Telmo (à parte) – Já não sei pedir senão pela outra. (Alto) E que pedisse por ele! ou por outrem, porque não me há-de ouvir Deus, se lhe peço a vida de um inocente?
Romeiro – E quem te disse que ele o era?
Telmo – Esta voz... esta voz…! Romeiro, quem és tu?
Romeiro (tirando o chapéu e alevantando o cabelo dos olhos) – Ninguém, Telmo; ninguém, se nem já tu me conheces!
Telmo (deitando-se-lhe às mãos para lhas beijar) – Meu amo, meu senhor... sois vós? Sois, sois.
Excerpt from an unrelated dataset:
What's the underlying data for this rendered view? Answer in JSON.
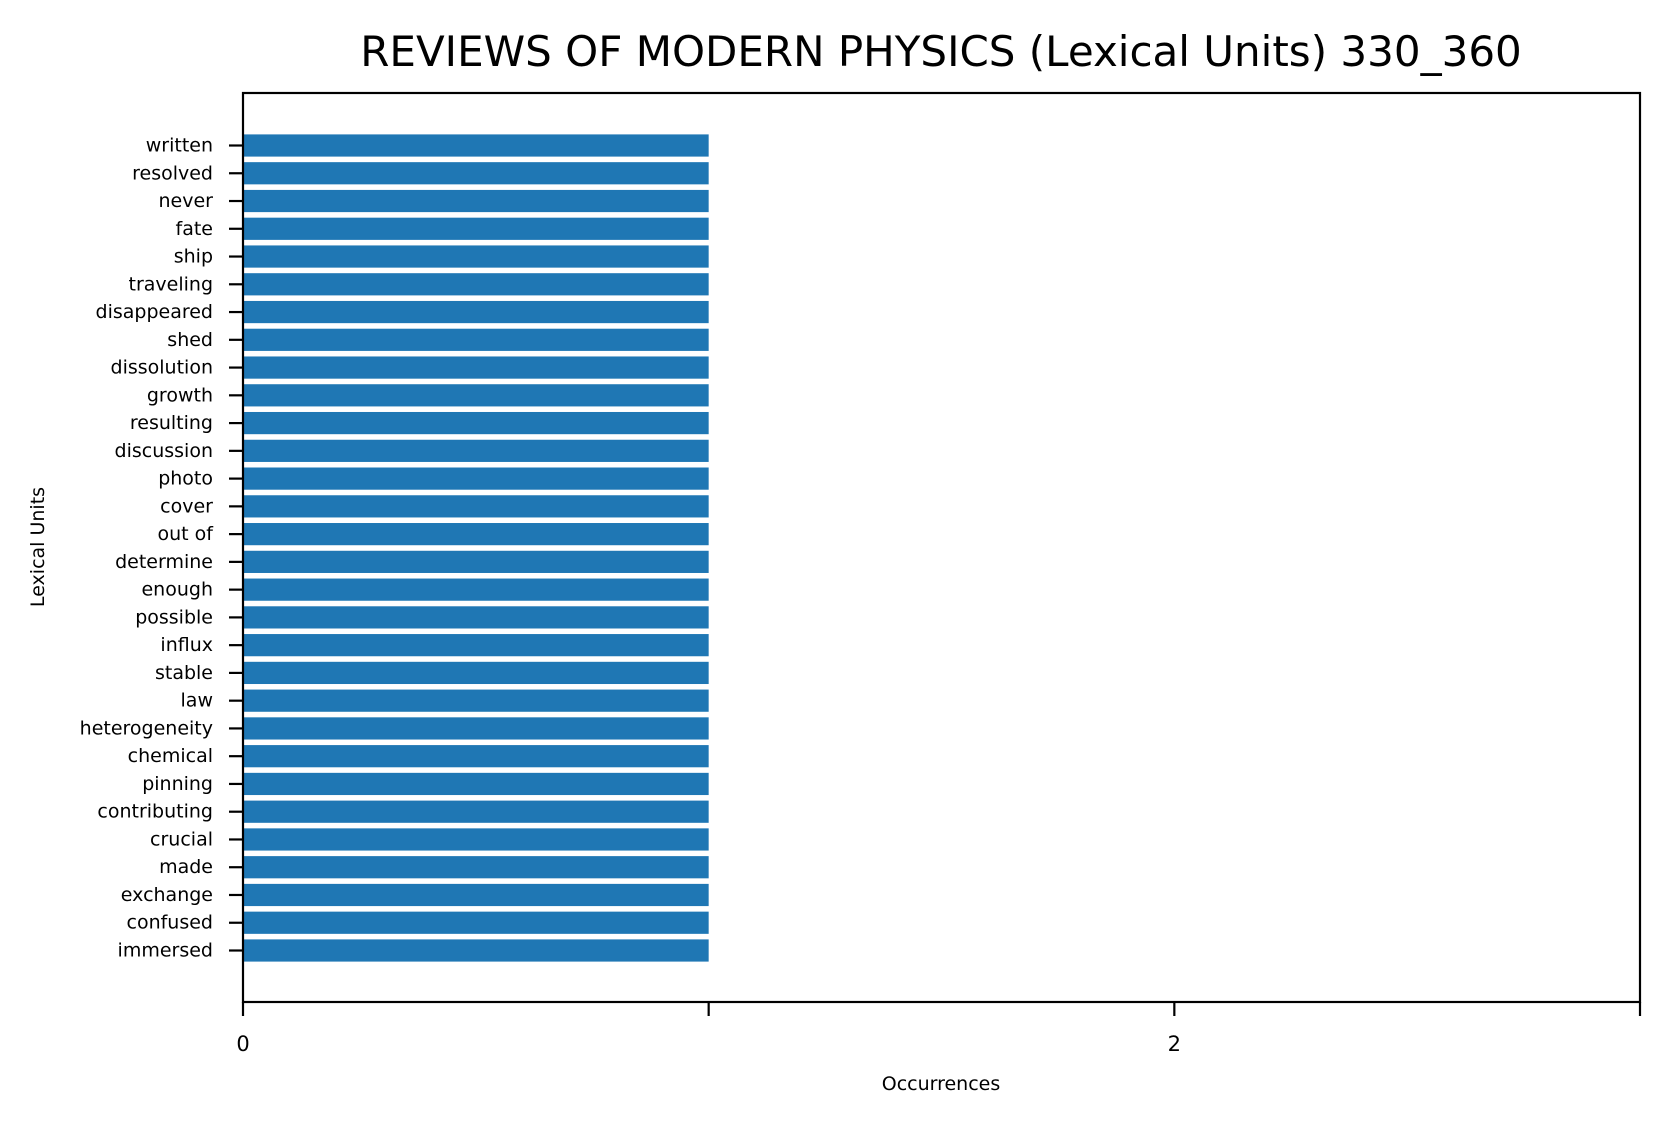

D. João de Portugal, oh, sois vós, senhor?


Almeida Garrett, Frei Luís de Sousa



I


1. Refere os sentimentos que causam o conflito íntimo de Telmo na cena IV.

2. Aponta os sinais de pontuação que traduzem esses sentimentos e explica o valor de cada um desses sinais.

3. Explica a primeira fala do Romeiro na cena V.

4. Explicita as funções das didascálias ao longo da cena V.

5. Telmo reconhece D. João de Portugal através da voz.
5.1. Indica a forma como Telmo reage ao reconhecimento da identidade do Romeiro.
5.2. Menciona as razões que o Romeiro aponta para explicar a sua aparência física.

II

A – Resume por palavras tua a obra Frei Luís de Sousa.
B – Explica o título da obra Frei Luís de Sousa.
C – Indica os elementos que tornam esta obra importante.
D - Refere as temáticas tratadas em Frei Luís de Sousa.
E – Refere-te às características do Romantismo.
F – Aborda o sebastianismo em Frei Luís de Sousa.


III

Escolhe apenas um dos temas.

Tema A- Num texto expositivo argumentativo com cerca de 200 palavras, apresenta a tua perspectiva de leitor da peça Frei Luís de Sousa, em relação a uma das personagens da obra.

Tema B – Apesar de Frei Luís de Sousa ser uma obra do século XIX algumas das suas temáticas são contemporâneas. Num texto bem estruturado com cerca de 200 palavras,evoca a temática do adultério na sociedade atual.